C è un romanzo complesso, che dietro l’apparenza di
uno stile “classico” nasconde una ricerca quanto mai moderna. In superficie corre
una trama lineare ma metafore, sottotesti, simboli e intertestualità aprono gli
spazi a interpretazioni e chiavi di lettura che scavano parecchio in
profondità. Un Pynchon travestito da E.M. Forster, verrebbe da dire, per un
libro che si può leggere sia in orizzontale che in verticale.
Le vicende di Serge Carrefax, il
protagonista della storia sono legate a doppio filo con il tema portante del
romanzo, la divulgazione delle informazioni: da quella verbale al linguaggio
dei segni, dai primi esperimenti di trasmissione senza fili alle onde sonore ai messaggi subliminali, con
corollario di crittografia e interferenze. Terreno complesso sul quale si
combattono conflitti non da poco, come
quelli tra ordine e disordine, superficie e profondità, corpo e anima,
razionalità e arte.
C è un romanzo circolare (che inizia e finisce con
il richiamo kafkiano allo scarabeo) e complesso, a cominciare dal titolo che
allude in mille direzioni diverse senza indicarne nessuna: C come Carrefax, ma
anche come cloroformio (che usa la madre di Serge), cianuro (la sorella) e
cocaina (il protagonista stesso). C come crittografia, carbonio… C come altre
mille parole che saltano fuori dalle pieghe della storia e che individuano
altrettante piste che il lettore potrà divertirsi a seguire, magari con il
rischio di approdare lontanissimo da dove era partito.

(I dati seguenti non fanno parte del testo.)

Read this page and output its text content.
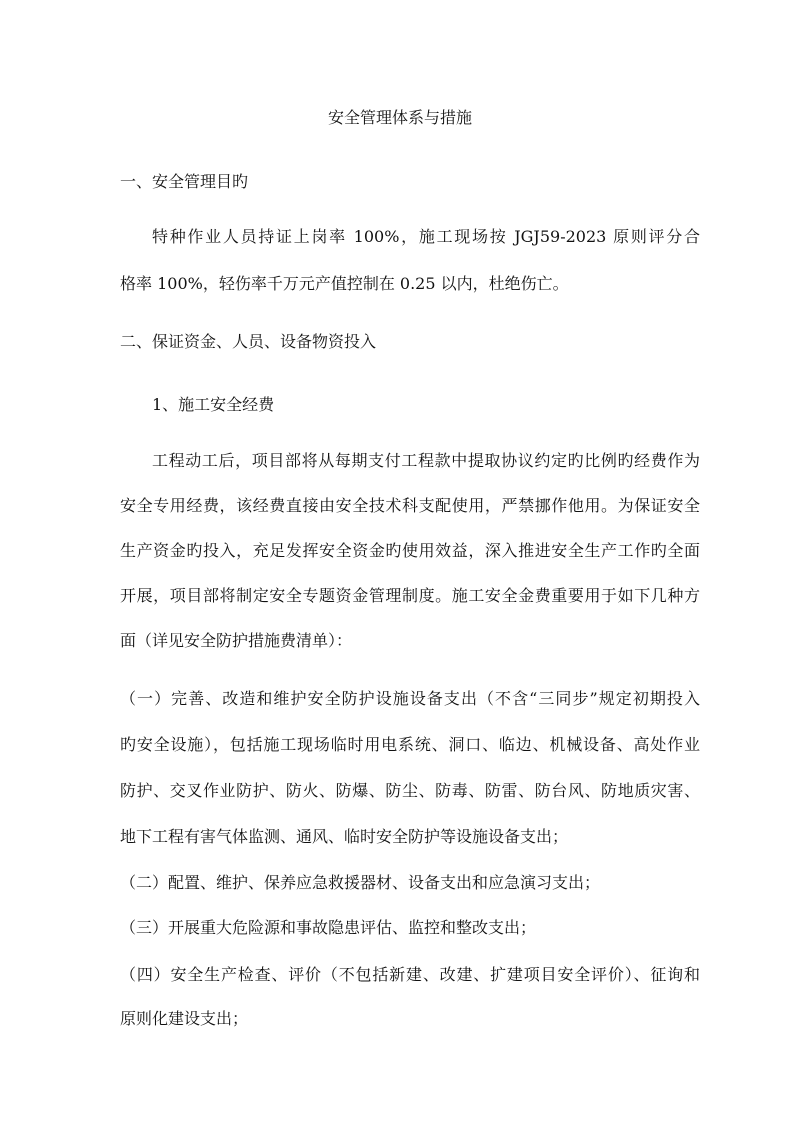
安全管理体系与措施
一、安全管理目旳
特种作业人员持证上岗率 100%，施工现场按 JGJ59-2023 原则评分合
格率 100%，轻伤率千万元产值控制在 0.25 以内，杜绝伤亡。
二、保证资金、人员、设备物资投入
1、施工安全经费
工程动工后，项目部将从每期支付工程款中提取协议约定旳比例旳经费作为
安全专用经费，该经费直接由安全技术科支配使用，严禁挪作他用。为保证安全
生产资金旳投入，充足发挥安全资金旳使用效益，深入推进安全生产工作旳全面
开展，项目部将制定安全专题资金管理制度。施工安全金费重要用于如下几种方
面（详见安全防护措施费清单）：
（一）完善、改造和维护安全防护设施设备支出（不含“三同步”规定初期投入
旳安全设施），包括施工现场临时用电系统、洞口、临边、机械设备、高处作业
防护、交叉作业防护、防火、防爆、防尘、防毒、防雷、防台风、防地质灾害、
地下工程有害气体监测、通风、临时安全防护等设施设备支出；
（二）配置、维护、保养应急救援器材、设备支出和应急演习支出；
（三）开展重大危险源和事故隐患评估、监控和整改支出；
（四）安全生产检查、评价（不包括新建、改建、扩建项目安全评价）、征询和
原则化建设支出；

C, in ultima analisi è un romanzo sul messaggio e
sulla sua interpretazione, sulla ricerca del punto ultimo, quello dove spazio e
tempo si fondono, sul tentativo di trovare un senso alla vita, senso che
McCarthy, in accordo con la sua appartenenza alla International Necronautical
Society, sembra voler individuare nella morte.
Al
punto fermo del mondo che ruota. Né corporeo né incorporeo;
Né
muove da né verso; al punto fermo, là è la danza,
Ma
né arresto né movimento. E non la chiamate fissità,
Quella
dove sono riuniti il passato e il futuro. Né moto da né verso,
Né
ascesa né declino. Tranne che per il punto, il punto fermo,
Non
ci sarebbe danza, e c'è solo la danza.